Пиздец, никогда меня не покидающий.
– Не закурил?
– И даже не планирую. – усмехаюсь.
– Здоровье бережешь?
– Нет. Не вижу никакого смысла его беречь…
– Это почему вдруг? – Давид тянется за пепельницей.
С интересом на меня посматривает.
Сибирь будто бы оживила его до блеска в глазах. А может всему виной алкоголь?..
– Почему офицер советской разведки не собирается следить за своим здоровьем? – иронизирует.
– Здесь все просто. Потому что моя жизнь – служба, а служба – моя жизнь. Если эти нитки оборвутся, то вместе. Неразрывная конструкция. Думаю, вряд ли я умру от рака легких, скорее всего, это будет вражеская пуля или минное поле. В худшем случае, плен. Но ты наши инструкции знаешь…
– Не в первый раз от тебя это слышу. Мне жаль, Ренат, – становится задумчивым.
– Не выношу запаха табака, но тебя уважаю, Давид. Поэтому терплю, но ворчу, как старая, сварливая жена! – отшучиваюсь и тяну руку другу.
Литвинов отвечает на рукопожатие и, откинувшись на спинку кресла, молча курит.
Я, почесывая подбородок, пялюсь прямо перед собой. Постройки на участке расположены так, что с высокой террасы предоставляется отличный вид на беседку, где резвится молодежь.
Как на ладони.
Полуголая Литвинова в безвкусном, легкомысленном костюмчике танцует с четвертым кавалером. Судя по тому, как тесно к нему прижимается, девчонка уже нетрезва.
– Весело у них.
– Пусть отдыхают. Я всех проверил. Все чистые.
– И поляков пробил?
– А ты в курсе про поляков? – искренне удивляется.
Я отстраненно киваю.
– Был повод познакомиться.
– Это обычные студенты. Я проверил.
– Вот и отлично.
Откашливаюсь, потому что если родного отца все устраивает, то это совершенно не мое дело.

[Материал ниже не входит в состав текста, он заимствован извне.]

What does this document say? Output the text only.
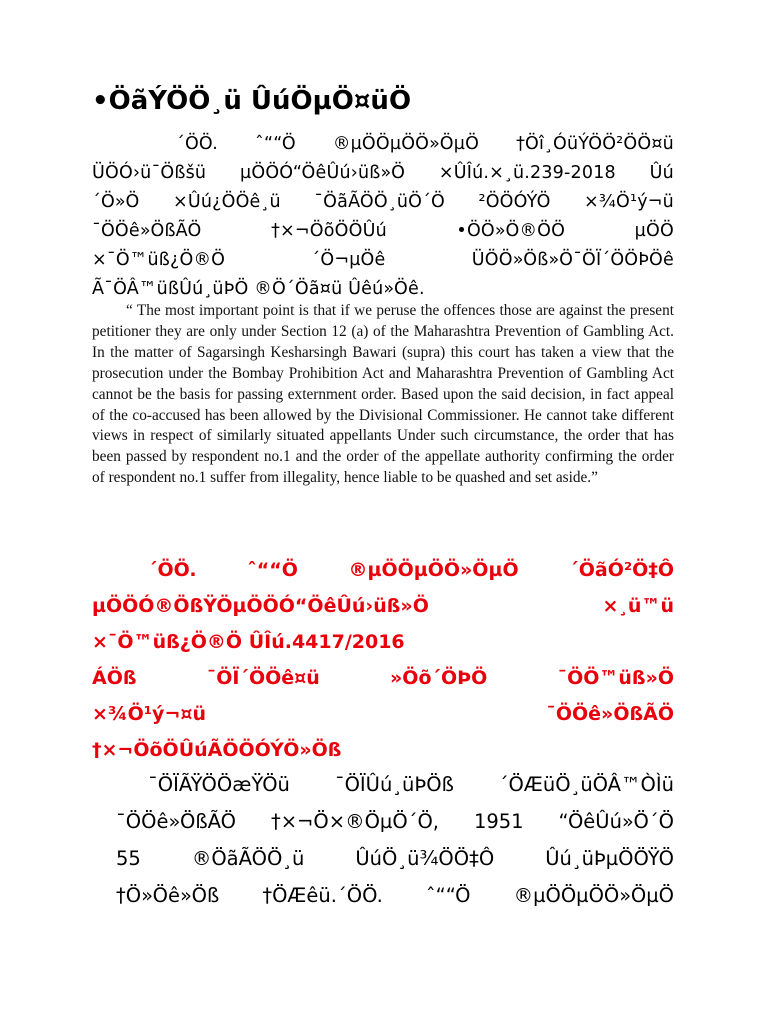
•ÖãÝÖÖ¸ü ÛúÖµÖ¤üÖ
´ÖÖ. ˆ““Ö ®µÖÖµÖÖ»ÖµÖ †Öî¸ÓüÝÖÖ²ÖÖ¤ü
ÜÖÓ›ü¯Ößšü µÖÖÓ“ÖêÛú›üß»Ö ×ÛÎú.×¸ü.239-2018 Ûú
´Ö»Ö ×Ûú¿ÖÖê¸ü ¯ÖãÃÖÖ¸üÖ´Ö ²ÖÖÓÝÖ ×¾Ö¹ý¬ü
¯ÖÖê»ÖßÃÖ	†×¬ÖõÖÖÛú	•ÖÖ»Ö®ÖÖ	µÖÖ
×¯Ö™üß¿Ö®Ö	´Ö¬µÖê	ÜÖÖ»Öß»Ö¯ÖÏ´ÖÖÞÖê
Ã¯ÖÂ™üßÛú¸üÞÖ ®Ö´Öã¤ü Ûêú»Öê.

“ The most important point is that if we peruse the offences those are against the present petitioner they are only under Section 12 (a) of the Maharashtra Prevention of Gambling Act. In the matter of Sagarsingh Kesharsingh Bawari (supra) this court has taken a view that the prosecution under the Bombay Prohibition Act and Maharashtra Prevention of Gambling Act cannot be the basis for passing externment order. Based upon the said decision, in fact appeal of the co-accused has been allowed by the Divisional Commissioner. He cannot take different views in respect of similarly situated appellants Under such circumstance, the order that has been passed by respondent no.1 and the order of the appellate authority confirming the order of respondent no.1 suffer from illegality, hence liable to be quashed and set aside.”

´ÖÖ.	ˆ““Ö	®µÖÖµÖÖ»ÖµÖ	´ÖãÓ²Ö‡Ô
µÖÖÓ®ÖßŸÖµÖÖÓ“ÖêÛú›üß»Ö	×¸ü™ü
×¯Ö™üß¿Ö®Ö ÛÎú.4417/2016
ÁÖß	¯ÖÏ´ÖÖê¤ü	»Öõ´ÖÞÖ	¯ÖÖ™üß»Ö
×¾Ö¹ý¬¤ü	¯ÖÖê»ÖßÃÖ
†×¬ÖõÖÛúÃÖÖÓÝÖ»Öß
¯ÖÏÃŸÖÖæŸÖü ¯ÖÏÛú¸üÞÖß ´ÖÆüÖ¸üÖÂ™ÒÌü
¯ÖÖê»ÖßÃÖ †×¬Ö×®ÖµÖ´Ö, 1951 “ÖêÛú»Ö´Ö
55	®ÖãÃÖÖ¸ü	ÛúÖ¸ü¾ÖÖ‡Ô	Ûú¸üÞµÖÖŸÖ
†Ö»Öê»Öß †ÖÆêü.´ÖÖ. ˆ““Ö ®µÖÖµÖÖ»ÖµÖ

– А что с «Магнолией»?.. – вдруг вспоминает. – Ты собрал команду?
– Можно сказать и так.
– Кого ангажировал Василий Георгиевич?..
– Следственный комитет выделил две боевые единицы, – без особого энтузиазма сообщаю. – Правда, один патрон холостой и бесполезный. Майор Майя Синицына…
Взгляд Давида становится цепким. Приблизившись, тараторит:
– Будь осторожен, Ренат. Старый хрыч не очень чистоплотен, и его сотрудники могут представлять его личные интересы. Особенно баба…
– Странно. А он тебе привет передавал, – усмехаюсь.
– Пошел он на хуй, – ни с того, ни с сего злится Литвинов, снова закуривая. – Мне его привет, что в Сибири кабриолет.
– Ай-ай-ай. Значит, не любишь генерал-майора?..
– Я в своей жизни, Ренат, люблю только Родину и дочь. Вторую люблю осторожно, вполголоса, чтобы не испортить. Молодежь сейчас такая пошла, один бред на уме. Наркота, бабки и полное отсутствие каких-либо классовых ориентиров. Для них «Родина» – это хоккейный клуб в молодежке.